CSV.open(…, “wb:…”) do |csv|
csv << data
# data will be quoted and separated with characters
# in the proper encoding
end

Encodings default to Encoding.default_external if not provided.

I had to change quite a bit of code to support this. I tried to test
well, but it’s possible I introduced some new bugs. Please let me
know if you find any issues.

I suspect this is probably one of the first full m17n compatible
implementations, so I hope it can serve as a guide to others wanting
to provide similar support in their libraries. I know I learned a ton
just figuring out how to do this. Feel free to ask me questions about
mulit-encoding support. I’ll sure try to answer them if I can.

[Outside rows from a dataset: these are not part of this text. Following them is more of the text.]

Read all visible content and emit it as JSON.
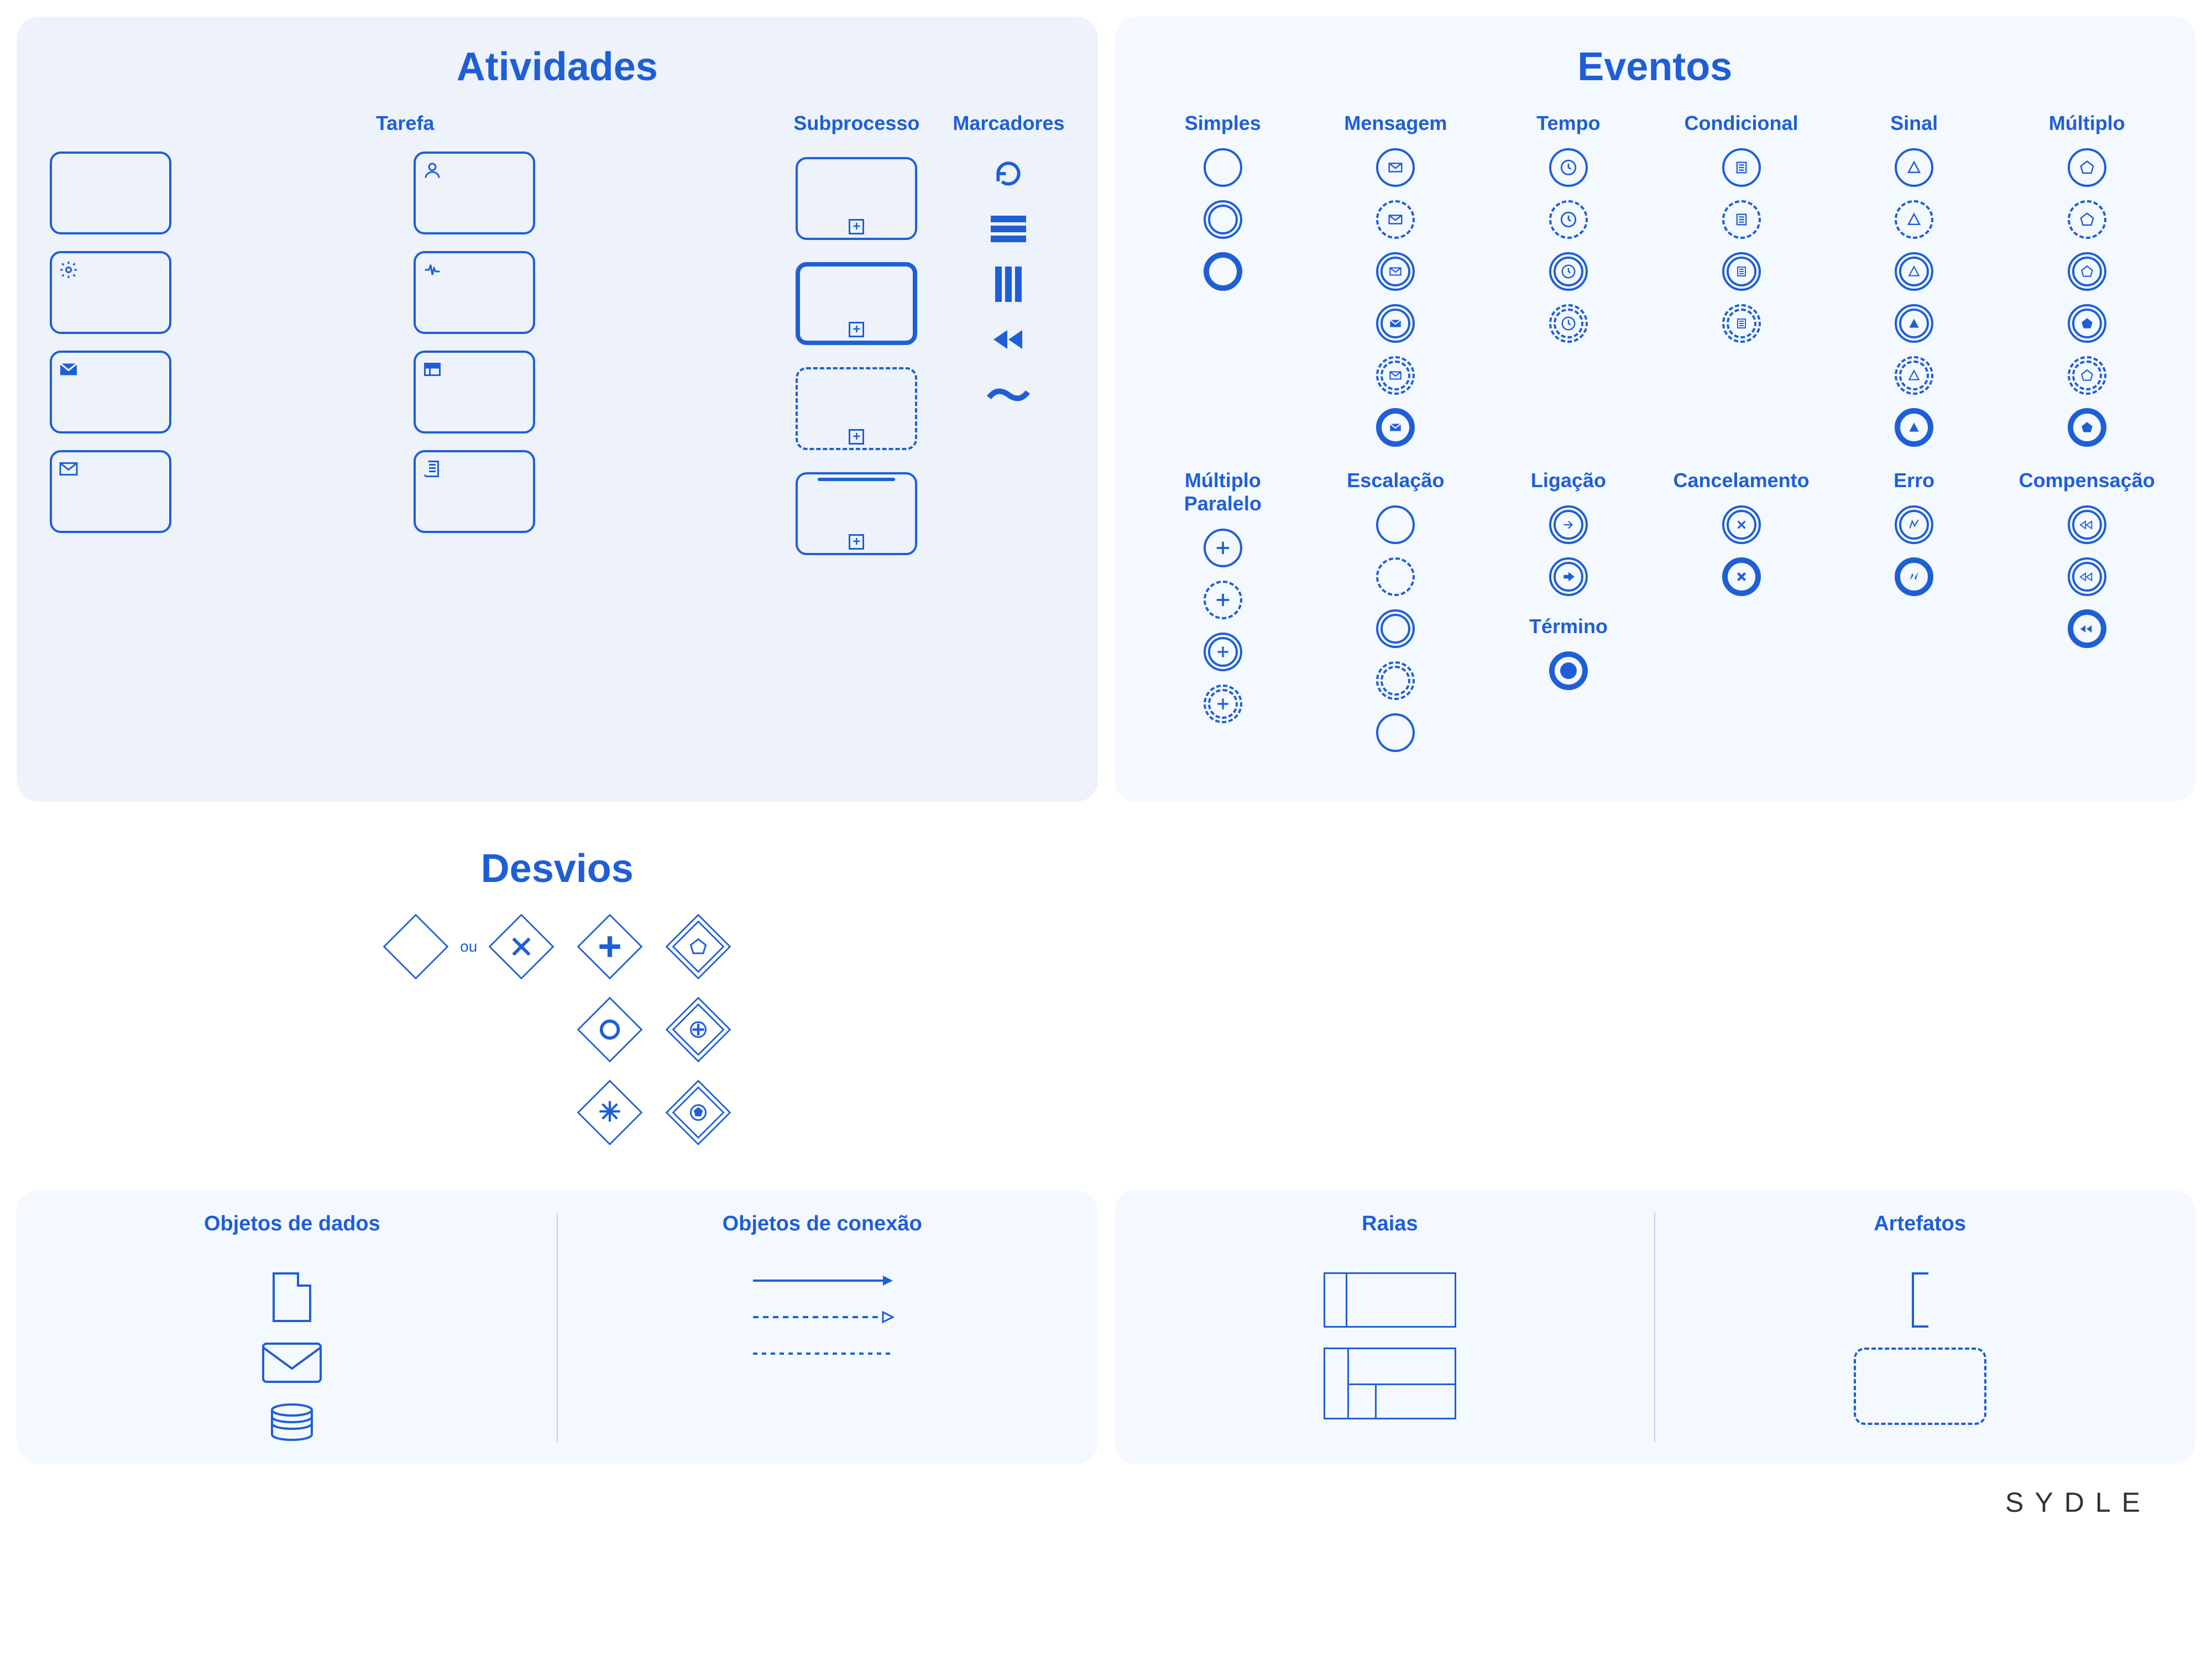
{
  "brand": "SYDLE",
  "panels": {
    "activities": {
      "title": "Atividades",
      "cols": {
        "task": "Tarefa",
        "subprocess": "Subprocesso",
        "markers": "Marcadores"
      }
    },
    "events": {
      "title": "Eventos",
      "set1": [
        "Simples",
        "Mensagem",
        "Tempo",
        "Condicional",
        "Sinal",
        "Múltiplo"
      ],
      "set2": [
        "Múltiplo Paralelo",
        "Escalação",
        "Ligação",
        "Cancelamento",
        "Erro",
        "Compensação"
      ],
      "termino": "Término"
    },
    "gateways": {
      "title": "Desvios",
      "ou": "ou"
    },
    "dataobjects": "Objetos de dados",
    "connections": "Objetos de conexão",
    "lanes": "Raias",
    "artifacts": "Artefatos"
  }
}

Finally, here’s some fun news to look forward to: even with the m17n
support, CSV on Ruby 1.9 is over three times faster than FasterCSV on
Ruby 1.8 thanks to the speed of the new VM and the switch to
Oniguruma. Three cheers to the core team for giving us a much faster
Ruby!

James Edward G. II

bbazzarrakk · September 22, 2008, 5:58pm

On Mon, Sep 22, 2008 at 02:06:42AM +0900, James G. wrote:

CSV.foreach(?, :encoding => “?”) do |row|
Encodings default to Encoding.default_external if not provided.

Finally, here’s some fun news to look forward to: even with the m17n
support, CSV on Ruby 1.9 is over three times faster than FasterCSV on Ruby
1.8 thanks to the speed of the new VM and the switch to Oniguruma. Three
cheers to the core team for giving us a much faster Ruby!

Awesome James!

FasterCSV is under very heavy utilization over here and we’re always
glad you
made such a fine library.

enjoy,

-jeremy